Explaining a Team's W-L Record

According to Baseball-Reference.com:

The Pythagorean Theorem of Baseball is a creation of Bill James which relates the number of runs a team has scored and surrendered to its actual winning percentage, based on the idea that runs scored/runs allowed is a better indicator of a team's (future) performance than a team's actual winning percentage. This results in a formula which is referred to as Pythagorean Winning Percentage....

There are two ways of calculating Pythagorean Winning Percentage (W%). The more commonly used, and simpler version uses an exponent of 2 in the formula.

W%=[(Runs Scored)^2]/[(Runs Scored)^2 + (Runs Allowed)^2]

More accurate versions of the formula use 1.81 or 1.83 as the exponent.

W%=[(Runs Scored)^1.81]/[(Runs Scored)^1.81 + (Runs Allowed)^1.81]

Expected W-L can then be obtained by multiplying W% by the team's total number of games played, then rounding off....
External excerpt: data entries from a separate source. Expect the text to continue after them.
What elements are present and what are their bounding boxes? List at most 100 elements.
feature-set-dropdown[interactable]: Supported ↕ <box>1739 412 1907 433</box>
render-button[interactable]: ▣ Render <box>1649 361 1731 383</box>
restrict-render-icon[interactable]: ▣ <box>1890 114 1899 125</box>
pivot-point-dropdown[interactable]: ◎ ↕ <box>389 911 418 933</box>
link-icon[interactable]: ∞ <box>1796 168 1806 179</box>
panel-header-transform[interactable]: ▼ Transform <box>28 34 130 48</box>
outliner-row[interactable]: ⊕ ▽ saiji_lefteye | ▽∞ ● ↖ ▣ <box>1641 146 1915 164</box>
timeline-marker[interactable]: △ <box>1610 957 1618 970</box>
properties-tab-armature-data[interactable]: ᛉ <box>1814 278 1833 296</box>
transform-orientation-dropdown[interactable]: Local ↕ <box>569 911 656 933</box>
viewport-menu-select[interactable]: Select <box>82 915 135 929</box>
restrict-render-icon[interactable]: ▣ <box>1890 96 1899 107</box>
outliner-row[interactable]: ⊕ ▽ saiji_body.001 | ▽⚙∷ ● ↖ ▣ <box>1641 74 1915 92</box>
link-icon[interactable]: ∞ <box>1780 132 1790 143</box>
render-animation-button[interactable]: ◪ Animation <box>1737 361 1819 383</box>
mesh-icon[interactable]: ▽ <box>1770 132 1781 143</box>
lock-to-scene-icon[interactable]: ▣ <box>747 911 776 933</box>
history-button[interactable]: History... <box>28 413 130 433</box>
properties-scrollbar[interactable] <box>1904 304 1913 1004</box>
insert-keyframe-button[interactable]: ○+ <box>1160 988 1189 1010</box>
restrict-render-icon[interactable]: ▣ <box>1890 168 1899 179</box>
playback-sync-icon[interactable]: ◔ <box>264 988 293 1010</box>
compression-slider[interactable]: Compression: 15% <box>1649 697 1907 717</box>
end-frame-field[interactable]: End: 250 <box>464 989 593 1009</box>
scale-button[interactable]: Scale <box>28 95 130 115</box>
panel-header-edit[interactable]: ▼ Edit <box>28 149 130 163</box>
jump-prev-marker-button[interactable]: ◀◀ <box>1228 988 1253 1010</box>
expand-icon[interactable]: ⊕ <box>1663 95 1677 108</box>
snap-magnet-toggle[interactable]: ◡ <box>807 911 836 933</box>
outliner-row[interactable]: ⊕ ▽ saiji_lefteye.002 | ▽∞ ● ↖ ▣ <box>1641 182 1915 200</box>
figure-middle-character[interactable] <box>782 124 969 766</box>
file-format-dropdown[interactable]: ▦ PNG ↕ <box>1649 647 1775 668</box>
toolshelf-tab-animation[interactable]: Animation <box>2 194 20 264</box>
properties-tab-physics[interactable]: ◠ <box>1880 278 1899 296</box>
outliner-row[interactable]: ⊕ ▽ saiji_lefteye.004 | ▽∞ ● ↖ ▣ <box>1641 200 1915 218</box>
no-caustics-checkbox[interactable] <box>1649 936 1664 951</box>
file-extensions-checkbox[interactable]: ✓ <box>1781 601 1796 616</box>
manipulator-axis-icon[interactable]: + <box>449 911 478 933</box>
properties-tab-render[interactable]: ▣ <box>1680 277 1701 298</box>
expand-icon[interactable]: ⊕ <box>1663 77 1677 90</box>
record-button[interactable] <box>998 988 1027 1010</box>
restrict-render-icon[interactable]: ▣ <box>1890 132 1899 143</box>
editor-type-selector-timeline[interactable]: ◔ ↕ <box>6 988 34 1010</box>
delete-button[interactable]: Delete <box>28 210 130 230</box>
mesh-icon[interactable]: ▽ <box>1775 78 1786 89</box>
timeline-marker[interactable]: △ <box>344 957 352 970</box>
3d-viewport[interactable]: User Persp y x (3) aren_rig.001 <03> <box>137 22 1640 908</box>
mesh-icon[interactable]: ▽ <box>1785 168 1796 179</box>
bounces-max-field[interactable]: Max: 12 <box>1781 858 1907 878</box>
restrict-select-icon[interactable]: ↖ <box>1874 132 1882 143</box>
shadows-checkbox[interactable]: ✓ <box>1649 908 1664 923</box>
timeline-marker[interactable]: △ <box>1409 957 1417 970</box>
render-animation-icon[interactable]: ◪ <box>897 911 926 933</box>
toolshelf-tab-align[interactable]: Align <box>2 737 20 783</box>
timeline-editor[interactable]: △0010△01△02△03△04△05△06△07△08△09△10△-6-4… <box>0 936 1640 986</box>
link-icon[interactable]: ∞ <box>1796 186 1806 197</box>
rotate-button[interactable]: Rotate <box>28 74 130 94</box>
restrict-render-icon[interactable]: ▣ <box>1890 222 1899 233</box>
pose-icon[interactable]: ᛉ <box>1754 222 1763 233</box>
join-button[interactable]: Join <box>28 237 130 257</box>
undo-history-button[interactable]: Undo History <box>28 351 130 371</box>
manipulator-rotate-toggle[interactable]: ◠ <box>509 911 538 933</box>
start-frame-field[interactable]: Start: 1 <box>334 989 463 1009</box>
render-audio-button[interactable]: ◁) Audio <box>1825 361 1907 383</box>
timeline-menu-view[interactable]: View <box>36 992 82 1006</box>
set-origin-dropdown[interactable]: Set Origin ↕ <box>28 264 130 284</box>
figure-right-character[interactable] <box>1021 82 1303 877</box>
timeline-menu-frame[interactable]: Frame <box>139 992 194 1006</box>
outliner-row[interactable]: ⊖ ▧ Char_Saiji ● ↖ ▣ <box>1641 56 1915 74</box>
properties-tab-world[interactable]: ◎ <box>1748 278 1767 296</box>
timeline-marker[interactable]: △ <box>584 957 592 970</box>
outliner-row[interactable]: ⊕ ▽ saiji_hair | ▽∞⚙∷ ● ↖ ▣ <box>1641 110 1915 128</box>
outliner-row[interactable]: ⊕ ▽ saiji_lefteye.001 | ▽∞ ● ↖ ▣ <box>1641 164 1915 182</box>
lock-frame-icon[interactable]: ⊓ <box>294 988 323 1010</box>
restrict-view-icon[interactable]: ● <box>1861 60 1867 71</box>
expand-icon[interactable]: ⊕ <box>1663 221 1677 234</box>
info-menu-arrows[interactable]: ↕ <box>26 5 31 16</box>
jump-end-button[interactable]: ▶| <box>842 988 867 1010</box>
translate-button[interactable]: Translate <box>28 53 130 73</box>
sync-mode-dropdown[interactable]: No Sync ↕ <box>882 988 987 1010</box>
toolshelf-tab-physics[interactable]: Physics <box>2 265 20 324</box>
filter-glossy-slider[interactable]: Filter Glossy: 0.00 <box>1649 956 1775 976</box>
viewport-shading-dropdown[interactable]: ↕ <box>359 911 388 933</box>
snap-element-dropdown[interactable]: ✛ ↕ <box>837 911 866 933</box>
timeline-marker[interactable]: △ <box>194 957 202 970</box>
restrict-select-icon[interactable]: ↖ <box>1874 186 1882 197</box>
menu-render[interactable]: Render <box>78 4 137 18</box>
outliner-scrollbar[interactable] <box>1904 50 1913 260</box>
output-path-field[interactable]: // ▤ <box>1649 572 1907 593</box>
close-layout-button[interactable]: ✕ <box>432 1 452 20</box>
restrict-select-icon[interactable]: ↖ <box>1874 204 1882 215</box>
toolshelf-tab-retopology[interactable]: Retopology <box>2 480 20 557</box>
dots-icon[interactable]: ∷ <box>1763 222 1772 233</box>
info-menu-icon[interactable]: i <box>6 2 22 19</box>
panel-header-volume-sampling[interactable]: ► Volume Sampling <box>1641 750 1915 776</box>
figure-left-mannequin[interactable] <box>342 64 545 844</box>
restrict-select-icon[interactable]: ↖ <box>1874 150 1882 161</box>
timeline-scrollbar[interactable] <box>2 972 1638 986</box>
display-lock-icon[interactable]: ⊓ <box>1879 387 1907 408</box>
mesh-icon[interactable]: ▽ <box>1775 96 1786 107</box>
The rationale behind Pythagorean Winning Percentage is that, while winning as many games as possible is still the ultimate goal of a baseball team, a team's run differential (once a sufficient number of games have been played) provides a better idea of how well a team is actually playing. Therefore, barring personnel issues (injuries, trades), a team's actual W-L record will approach the Pythagorean Expected W-L record over time, not the other way around. Expected W-L is almost always within 3 games of actual W-L at the end of a season (although a recent exception is the 2005 and 2007 Arizona Diamondbacks, who both beat their expected W-L by 11 games). Deviations from expected W-L are often attributed to the quality of a team's bullpen, or more dubiously, "clutch play"; many sabermetrics advocates believe the deviations are the result of luck and random chance.
I agree with those who say that deviations reflect the quality of a team's bullpen. A more precise formula can be obtained by regressing winning percentage on two explanatory variables: RFA (runs scored/[runs scored + runs allowed]) and saves recorded by a team's bullpen. The result for the American League in 2008:
W-L percentage (expressed as a decimal fraction) = -0.44595 + 1.66556 x RFA + 0.002747 x saves

Adjusted R-squared: 0.899; standard error: 0.022 (i.e., 2.2 percentage points); t-statistics on the intercept and coefficients: -4.246, 7.319, 3.763 (all significant above the 0.99 level).
That is, the average American League team (RFA = .506, saves = 41) compiled a W-L percentage of .510. (The AL beat the NL in interleague play, thus enabling the AL as a whole to compile a better-than-.500 average.)

According to the Pythagorean formula, the LA Angels were the lucky recipients of 11 extra wins in 2008; that is, the formula underestimates the Angels' 2008 wins by 11. The regression equation, on the other hand, underestimates the Angels' 2008 wins by only 2. Generally, the regression equation (indicated by blue) gives much better results than the Pythagorean formula (indicated by black): "Luck" is a catch-all term for unexplained variance. It shouldn't be thrown around as if it has real meaning. In this case, the evidence suggests that a decisive factor in a team's W-L record is the quality of its bullpen -- especially the quality of its closers.